La delegazione prevista di Xi avrebbe incluso 150 responsabili aziendali e piani per firmare importanti accordi economici, stringendo ulteriormente i legami economici tra Cile e Cina, cosa contro la quale gli Stati Uniti hanno recentemente messo in guardia.

 

L’eruzione di proteste di massa in tutto il Cile che si oppone agli aumenti della tariffa del trasporto pubblico del governo porta i segni di simili fattori scatenanti in altri paesi usati per accendere le Rivoluzioni Colorate di Washington. Le proteste hanno avuto l’effetto a breve termine dell’annullamento del vertice APEC in Cile.

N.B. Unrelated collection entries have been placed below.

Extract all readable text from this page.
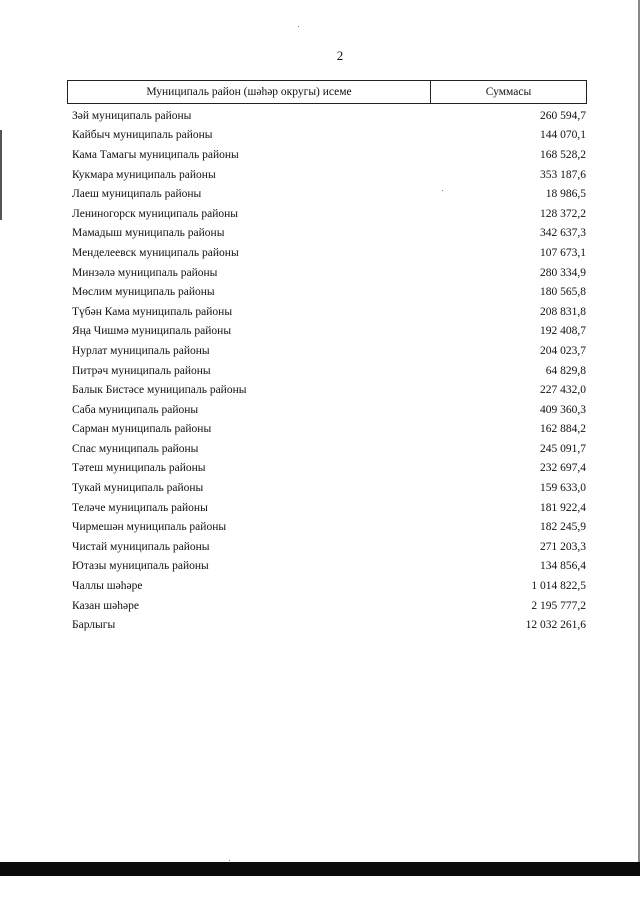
2
Муниципаль район (шәһәр округы) исеме	Суммасы
Зәй муниципаль районы	260 594,7
Кайбыч муниципаль районы	144 070,1
Кама Тамагы муниципаль районы	168 528,2
Кукмара муниципаль районы	353 187,6
Лаеш муниципаль районы	18 986,5
Лениногорск муниципаль районы	128 372,2
Мамадыш муниципаль районы	342 637,3
Менделеевск муниципаль районы	107 673,1
Минзәлә муниципаль районы	280 334,9
Мөслим муниципаль районы	180 565,8
Түбән Кама муниципаль районы	208 831,8
Яңа Чишмә муниципаль районы	192 408,7
Нурлат муниципаль районы	204 023,7
Питрәч муниципаль районы	64 829,8
Балык Бистәсе муниципаль районы	227 432,0
Саба муниципаль районы	409 360,3
Сарман муниципаль районы	162 884,2
Спас муниципаль районы	245 091,7
Тәтеш муниципаль районы	232 697,4
Тукай муниципаль районы	159 633,0
Теләче муниципаль районы	181 922,4
Чирмешән муниципаль районы	182 245,9
Чистай муниципаль районы	271 203,3
Ютазы муниципаль районы	134 856,4
Чаллы шәһәре	1 014 822,5
Казан шәһәре	2 195 777,2
Барлыгы	12 032 261,6
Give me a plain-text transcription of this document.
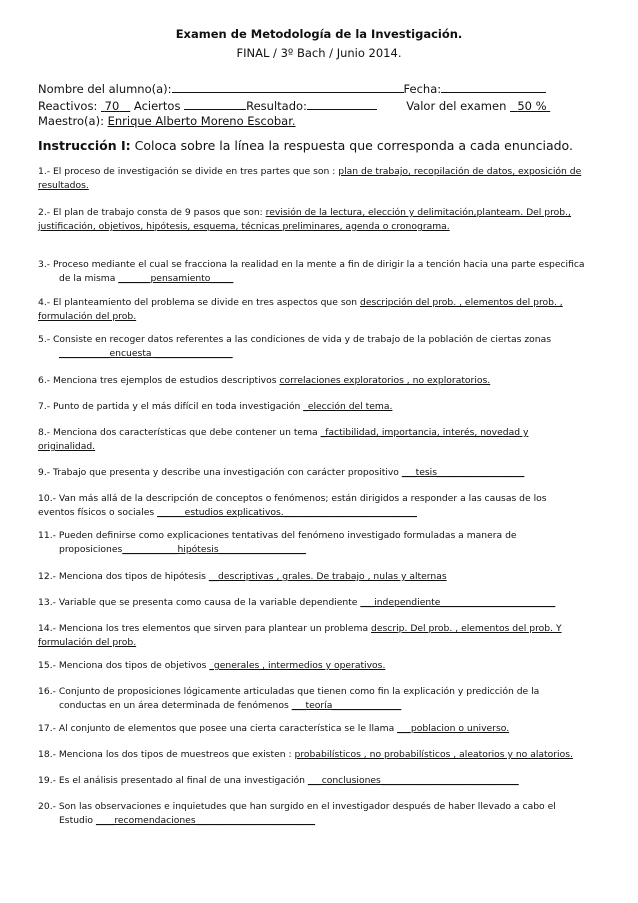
Examen de Metodología de la Investigación.
FINAL / 3º Bach / Junio 2014.
Nombre del alumno(a):	Fecha:
Reactivos: 70 Aciertos	Resultado:	Valor del examen 50 %
Maestro(a): Enrique Alberto Moreno Escobar.
Instrucción I: Coloca sobre la línea la respuesta que corresponda a cada enunciado.
1.- El proceso de investigación se divide en tres partes que son : plan de trabajo, recopilación de datos, exposición de
resultados.
2.- El plan de trabajo consta de 9 pasos que son: revisión de la lectura, elección y delimitación,planteam. Del prob.,
justificación, objetivos, hipótesis, esquema, técnicas preliminares, agenda o cronograma.
3.- Proceso mediante el cual se fracciona la realidad en la mente a fin de dirigir la a tención hacia una parte especifica
de la misma _______pensamiento_____
4.- El planteamiento del problema se divide en tres aspectos que son descripción del prob. , elementos del prob. ,
formulación del prob.
5.- Consiste en recoger datos referentes a las condiciones de vida y de trabajo de la población de ciertas zonas
___________encuesta _________________
6.- Menciona tres ejemplos de estudios descriptivos correlaciones exploratorios , no exploratorios.
7.- Punto de partida y el más difícil en toda investigación _elección del tema.
8.- Menciona dos características que debe contener un tema _factibilidad, importancia, interés, novedad y
originalidad.
9.- Trabajo que presenta y describe una investigación con carácter propositivo ___tesis___________________
10.- Van más allá de la descripción de conceptos o fenómenos; están dirigidos a responder a las causas de los
eventos físicos o sociales ______estudios explicativos._____________________________
11.- Pueden definirse como explicaciones tentativas del fenómeno investigado formuladas a manera de
proposiciones____________hipótesis___________________
12.- Menciona dos tipos de hipótesis __descriptivas , grales. De trabajo , nulas y alternas
13.- Variable que se presenta como causa de la variable dependiente ___independiente_________________________
14.- Menciona los tres elementos que sirven para plantear un problema descrip. Del prob. , elementos del prob. Y
formulación del prob.
15.- Menciona dos tipos de objetivos _generales , intermedios y operativos.
16.- Conjunto de proposiciones lógicamente articuladas que tienen como fin la explicación y predicción de la
conductas en un área determinada de fenómenos ___teoría_______________
17.- Al conjunto de elementos que posee una cierta característica se le llama ___poblacion o universo.
18.- Menciona los dos tipos de muestreos que existen : probabilísticos , no probabilísticos , aleatorios y no alatorios.
19.- Es el análisis presentado al final de una investigación ___conclusiones______________________________
20.- Son las observaciones e inquietudes que han surgido en el investigador después de haber llevado a cabo el
Estudio ____recomendaciones__________________________
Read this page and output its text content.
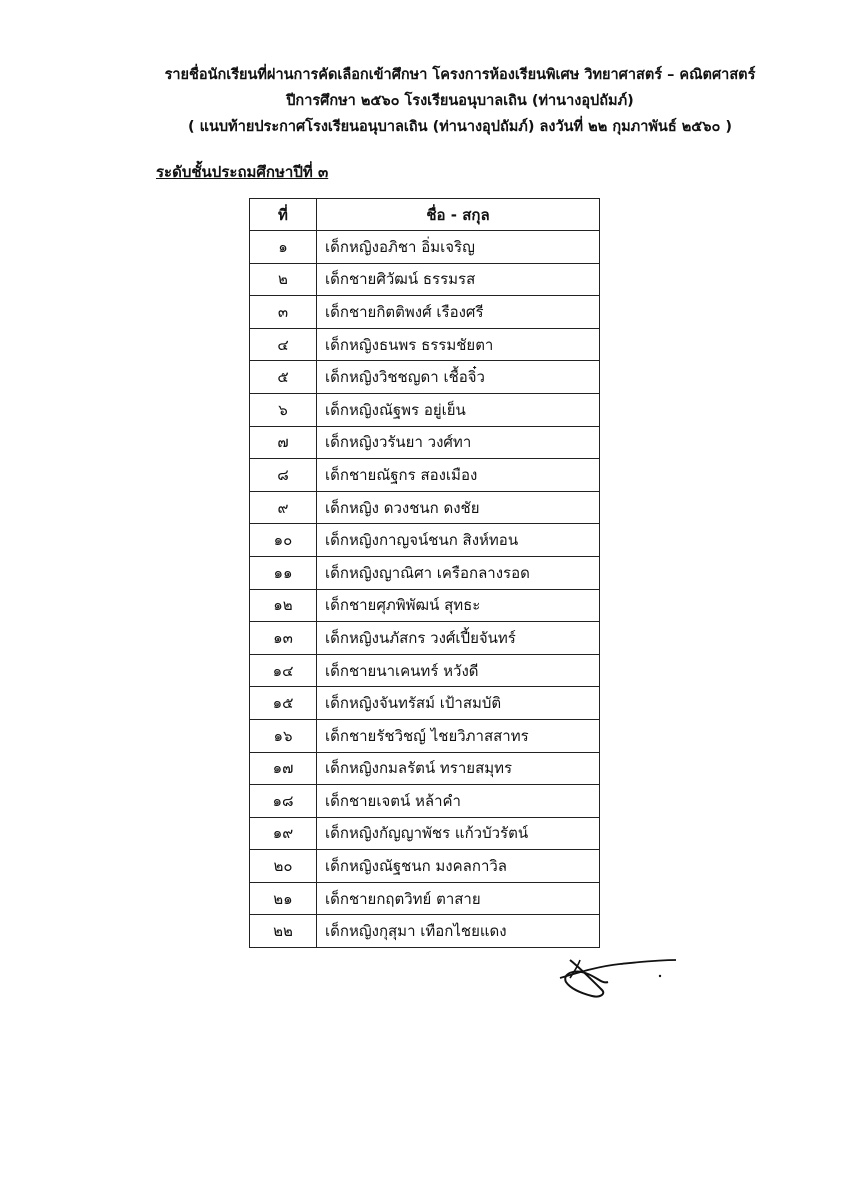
รายชื่อนักเรียนที่ผ่านการคัดเลือกเข้าศึกษา โครงการห้องเรียนพิเศษ วิทยาศาสตร์ – คณิตศาสตร์
ปีการศึกษา ๒๕๖๐ โรงเรียนอนุบาลเถิน (ท่านางอุปถัมภ์)
( แนบท้ายประกาศโรงเรียนอนุบาลเถิน (ท่านางอุปถัมภ์) ลงวันที่ ๒๒ กุมภาพันธ์ ๒๕๖๐ )
ระดับชั้นประถมศึกษาปีที่ ๓
ที่	ชื่อ - สกุล
๑	เด็กหญิงอภิชา อิ่มเจริญ
๒	เด็กชายศิวัฒน์ ธรรมรส
๓	เด็กชายกิตติพงศ์ เรืองศรี
๔	เด็กหญิงธนพร ธรรมชัยตา
๕	เด็กหญิงวิชชญดา เชื้อจิ๋ว
๖	เด็กหญิงณัฐพร อยู่เย็น
๗	เด็กหญิงวรันยา วงศ์ทา
๘	เด็กชายณัฐกร สองเมือง
๙	เด็กหญิง ดวงชนก ดงชัย
๑๐	เด็กหญิงกาญจน์ชนก สิงห์ทอน
๑๑	เด็กหญิงญาณิศา เครือกลางรอด
๑๒	เด็กชายศุภพิพัฒน์ สุทธะ
๑๓	เด็กหญิงนภัสกร วงศ์เปี้ยจันทร์
๑๔	เด็กชายนาเคนทร์ หวังดี
๑๕	เด็กหญิงจันทรัสม์ เป้าสมบัติ
๑๖	เด็กชายรัชวิชญ์ ไชยวิภาสสาทร
๑๗	เด็กหญิงกมลรัตน์ ทรายสมุทร
๑๘	เด็กชายเจตน์ หล้าคำ
๑๙	เด็กหญิงกัญญาพัชร แก้วบัวรัตน์
๒๐	เด็กหญิงณัฐชนก มงคลกาวิล
๒๑	เด็กชายกฤตวิทย์ ตาสาย
๒๒	เด็กหญิงกุสุมา เทือกไชยแดง
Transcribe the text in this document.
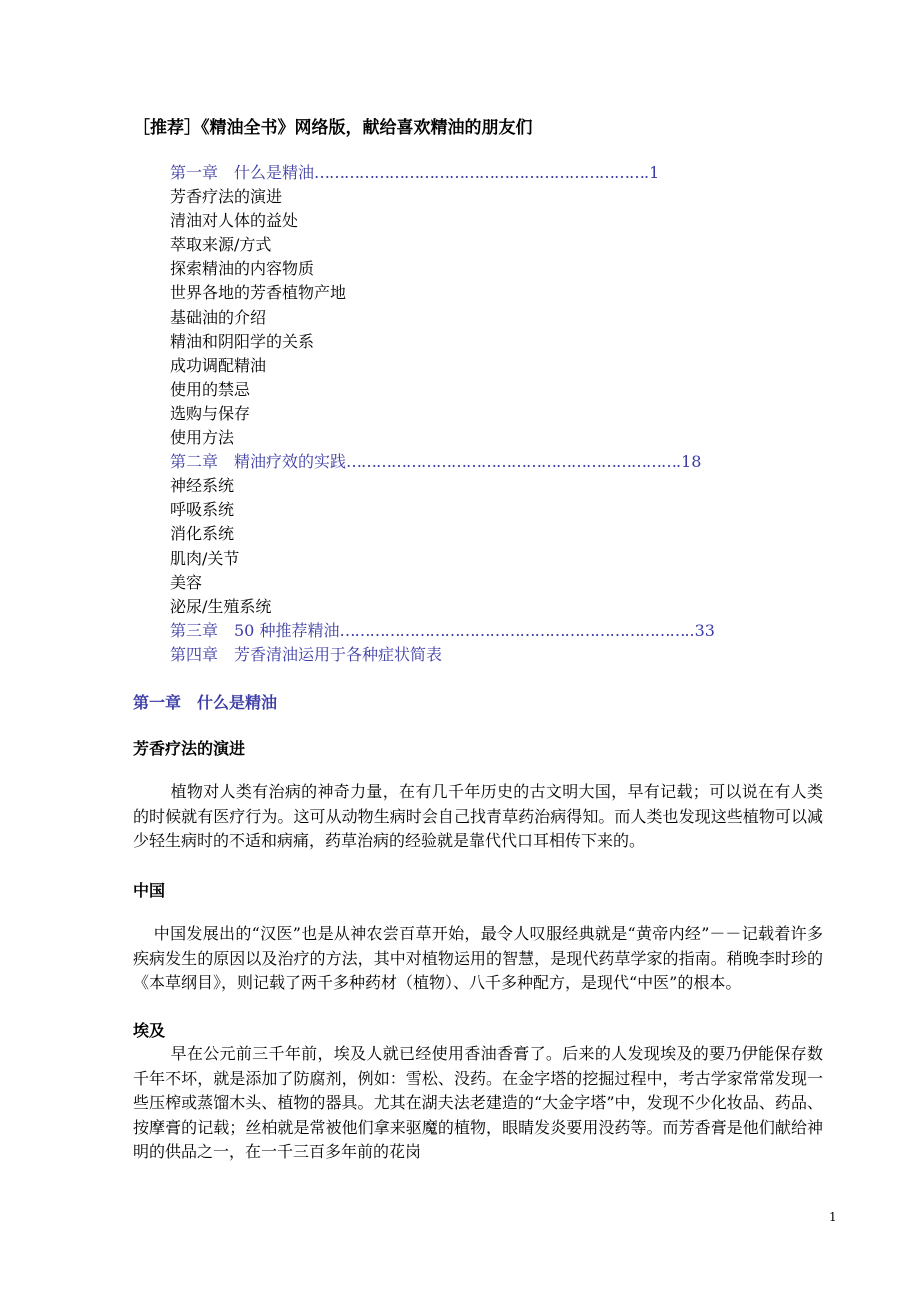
［推荐］《精油全书》网络版，献给喜欢精油的朋友们
第一章　什么是精油………………………………………………………….1
芳香疗法的演进
清油对人体的益处
萃取来源/方式
探索精油的内容物质
世界各地的芳香植物产地
基础油的介绍
精油和阴阳学的关系
成功调配精油
使用的禁忌
选购与保存
使用方法
第二章　精油疗效的实践………………………………………………………….18
神经系统
呼吸系统
消化系统
肌肉/关节
美容
泌尿/生殖系统
第三章　50 种推荐精油……………………………………………………………..33
第四章　芳香清油运用于各种症状简表
第一章　什么是精油
芳香疗法的演进

植物对人类有治病的神奇力量，在有几千年历史的古文明大国，早有记载；可以说在有人类的时候就有医疗行为。这可从动物生病时会自己找青草药治病得知。而人类也发现这些植物可以减少轻生病时的不适和病痛，药草治病的经验就是靠代代口耳相传下来的。

中国

中国发展出的“汉医”也是从神农尝百草开始，最令人叹服经典就是“黄帝内经”－－记载着许多疾病发生的原因以及治疗的方法，其中对植物运用的智慧，是现代药草学家的指南。稍晚李时珍的《本草纲目》，则记载了两千多种药材（植物）、八千多种配方，是现代“中医”的根本。

埃及

早在公元前三千年前，埃及人就已经使用香油香膏了。后来的人发现埃及的要乃伊能保存数千年不坏，就是添加了防腐剂，例如：雪松、没药。在金字塔的挖掘过程中，考古学家常常发现一些压榨或蒸馏木头、植物的器具。尤其在湖夫法老建造的“大金字塔”中，发现不少化妆品、药品、按摩膏的记载；丝柏就是常被他们拿来驱魔的植物，眼睛发炎要用没药等。而芳香膏是他们献给神明的供品之一，在一千三百多年前的花岗

1
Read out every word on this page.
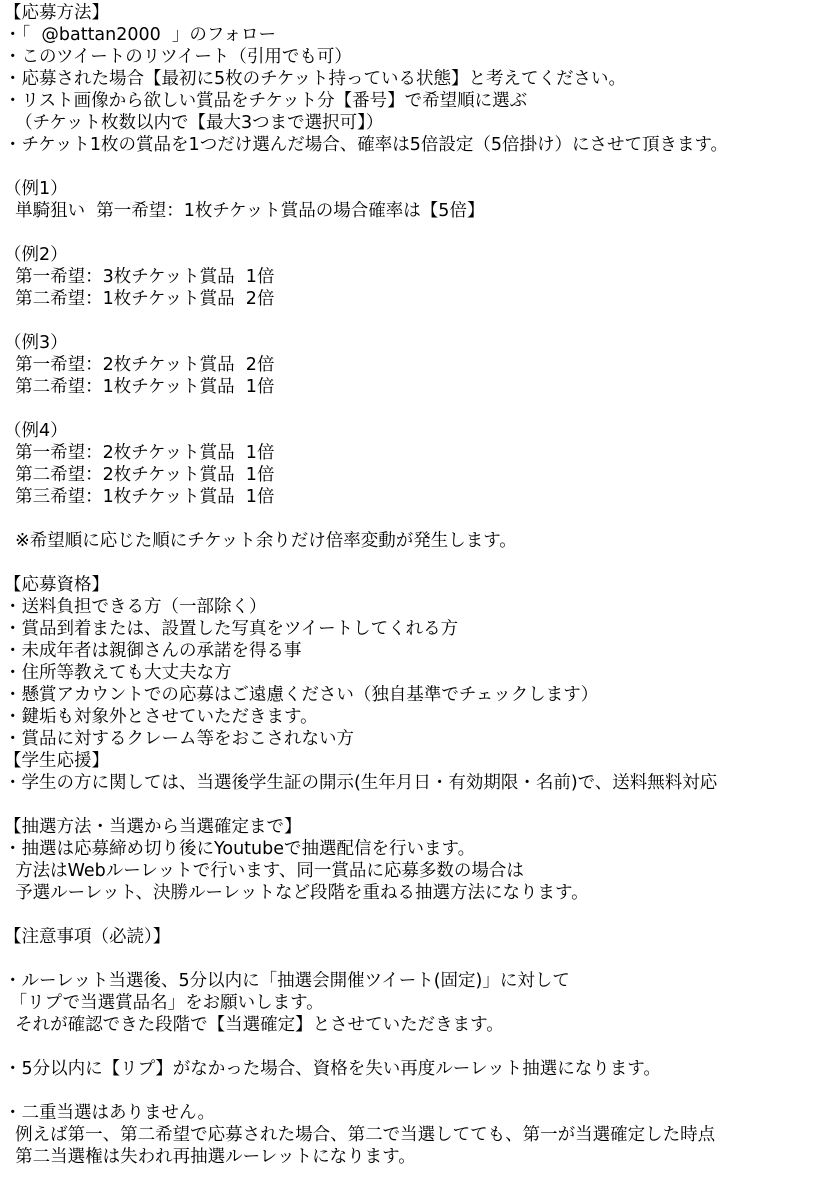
【応募方法】
・「  @battan2000  」のフォロー
・このツイートのリツイート（引用でも可）
・応募された場合【最初に5枚のチケット持っている状態】と考えてください。
・リスト画像から欲しい賞品をチケット分【番号】で希望順に選ぶ
（チケット枚数以内で【最大3つまで選択可】）
・チケット1枚の賞品を1つだけ選んだ場合、確率は5倍設定（5倍掛け）にさせて頂きます。
（例1）
単騎狙い  第一希望：1枚チケット賞品の場合確率は【5倍】
（例2）
第一希望：3枚チケット賞品  1倍
第二希望：1枚チケット賞品  2倍
（例3）
第一希望：2枚チケット賞品  2倍
第二希望：1枚チケット賞品  1倍
（例4）
第一希望：2枚チケット賞品  1倍
第二希望：2枚チケット賞品  1倍
第三希望：1枚チケット賞品  1倍
※希望順に応じた順にチケット余りだけ倍率変動が発生します。
【応募資格】
・送料負担できる方（一部除く）
・賞品到着または、設置した写真をツイートしてくれる方
・未成年者は親御さんの承諾を得る事
・住所等教えても大丈夫な方
・懸賞アカウントでの応募はご遠慮ください（独自基準でチェックします）
・鍵垢も対象外とさせていただきます。
・賞品に対するクレーム等をおこされない方
【学生応援】
・学生の方に関しては、当選後学生証の開示(生年月日・有効期限・名前)で、送料無料対応
【抽選方法・当選から当選確定まで】
・抽選は応募締め切り後にYoutubeで抽選配信を行います。
方法はWebルーレットで行います、同一賞品に応募多数の場合は
予選ルーレット、決勝ルーレットなど段階を重ねる抽選方法になります。
【注意事項（必読）】
・ルーレット当選後、5分以内に「抽選会開催ツイート(固定)」に対して
「リプで当選賞品名」をお願いします。
それが確認できた段階で【当選確定】とさせていただきます。
・5分以内に【リプ】がなかった場合、資格を失い再度ルーレット抽選になります。
・二重当選はありません。
例えば第一、第二希望で応募された場合、第二で当選してても、第一が当選確定した時点
第二当選権は失われ再抽選ルーレットになります。
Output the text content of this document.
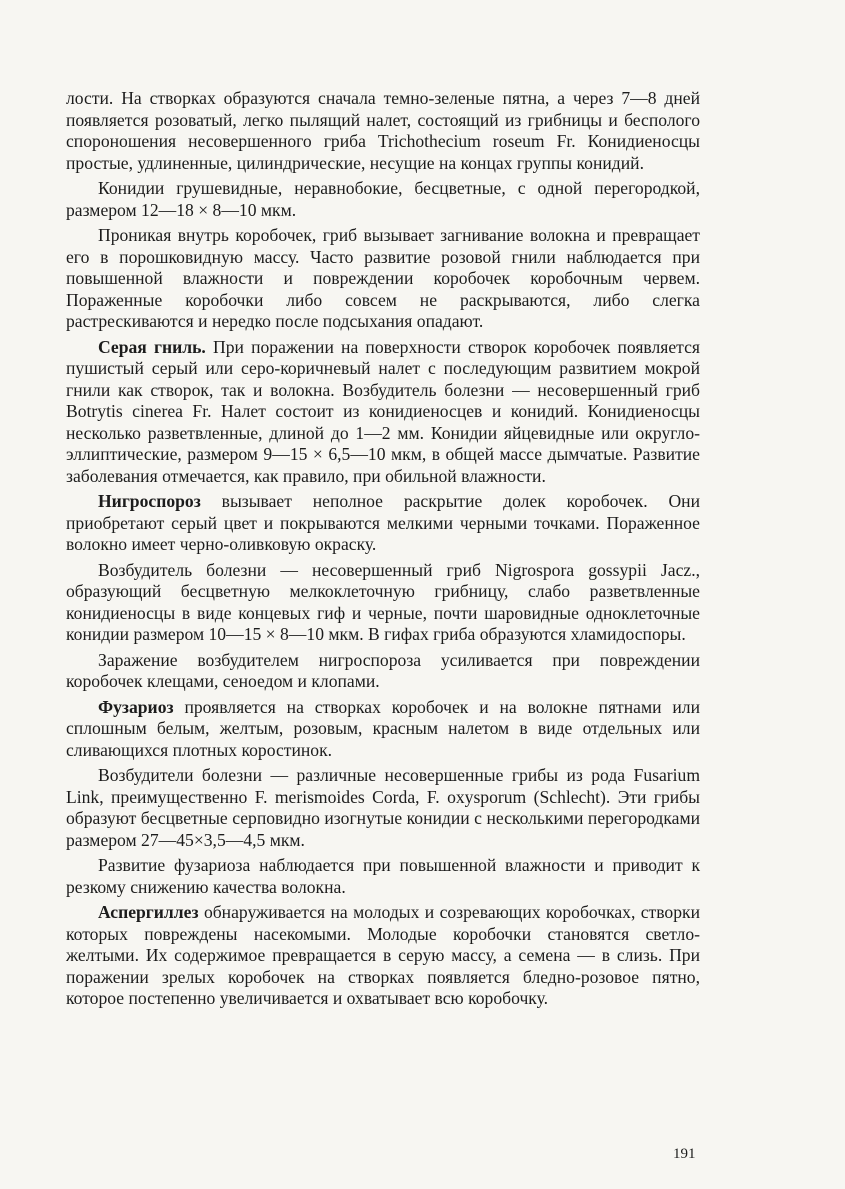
лости. На створках образуются сначала темно-зеленые пятна, а через 7—8 дней появляется розоватый, легко пылящий налет, состоящий из грибницы и бесполого спороношения несовершенного гриба Trichothecium roseum Fr. Конидиеносцы простые, удлиненные, цилиндрические, несущие на концах группы конидий.

Конидии грушевидные, неравнобокие, бесцветные, с одной перегородкой, размером 12—18 × 8—10 мкм.

Проникая внутрь коробочек, гриб вызывает загнивание волокна и превращает его в порошковидную массу. Часто развитие розовой гнили наблюдается при повышенной влажности и повреждении коробочек коробочным червем. Пораженные коробочки либо совсем не раскрываются, либо слегка растрескиваются и нередко после подсыхания опадают.

Серая гниль. При поражении на поверхности створок коробочек появляется пушистый серый или серо-коричневый налет с последующим развитием мокрой гнили как створок, так и волокна. Возбудитель болезни — несовершенный гриб Botrytis cinerea Fr. Налет состоит из конидиеносцев и конидий. Конидиеносцы несколько разветвленные, длиной до 1—2 мм. Конидии яйцевидные или округло-эллиптические, размером 9—15 × 6,5—10 мкм, в общей массе дымчатые. Развитие заболевания отмечается, как правило, при обильной влажности.

Нигроспороз вызывает неполное раскрытие долек коробочек. Они приобретают серый цвет и покрываются мелкими черными точками. Пораженное волокно имеет черно-оливковую окраску.

Возбудитель болезни — несовершенный гриб Nigrospora gossypii Jacz., образующий бесцветную мелкоклеточную грибницу, слабо разветвленные конидиеносцы в виде концевых гиф и черные, почти шаровидные одноклеточные конидии размером 10—15 × 8—10 мкм. В гифах гриба образуются хламидоспоры.

Заражение возбудителем нигроспороза усиливается при повреждении коробочек клещами, сеноедом и клопами.

Фузариоз проявляется на створках коробочек и на волокне пятнами или сплошным белым, желтым, розовым, красным налетом в виде отдельных или сливающихся плотных коростинок.

Возбудители болезни — различные несовершенные грибы из рода Fusarium Link, преимущественно F. merismoides Corda, F. oxysporum (Schlecht). Эти грибы образуют бесцветные серповидно изогнутые конидии с несколькими перегородками размером 27—45×3,5—4,5 мкм.

Развитие фузариоза наблюдается при повышенной влажности и приводит к резкому снижению качества волокна.

Аспергиллез обнаруживается на молодых и созревающих коробочках, створки которых повреждены насекомыми. Молодые коробочки становятся светло-желтыми. Их содержимое превращается в серую массу, а семена — в слизь. При поражении зрелых коробочек на створках появляется бледно-розовое пятно, которое постепенно увеличивается и охватывает всю коробочку.

191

Il ruolo attivo delle ONG finanziate dagli USA nelle proteste del Cile non è stato confermato, ma le crescenti relazioni economiche tra Cile e Cina non sono chiaramente considerate positive da Washington

 

Il ruolo attivo delle ONG finanziate dagli USA nelle proteste del Cile non è stato confermato, ma le crescenti relazioni economiche tra Cile e Cina non sono chiaramente considerate positive da Washington.

 

Lo sfruttamento del litio cinese in Cile a questo punto è un fattore geopolitico strategico poco discusso che potrebbe essere il bersaglio degli interventi di Washington nonostante l’economia del libero mercato dell’attuale governo.

 

In questo momento ciò che è chiaro è che c’è una battaglia globale per il dominio del mercato delle batterie per veicoli elettrici del futuro e il controllo del litio è al centro di esso.

 

William Engdahl

 

F. William Engdahl è consulente e docente di rischio strategico, ha conseguito una laurea in politica presso la Princeton University ed è un autore di best seller sulle tematiche del petrolio e della geopolitica. È autore, fra gli altri titoli, di Seeds of Destruction: The Hidden Agenda of Genetic Manipulation («Semi della distruzione, l’agenda nascosta della manipolazione genetica»), consultabile anche sul sito globalresearch.ca.

 

Questo articolo , tradotto e pubblicato da Renovatio 21 con il consenso dell’autore, è stato pubblicato in esclusiva per la rivista online New Eastern Outlook.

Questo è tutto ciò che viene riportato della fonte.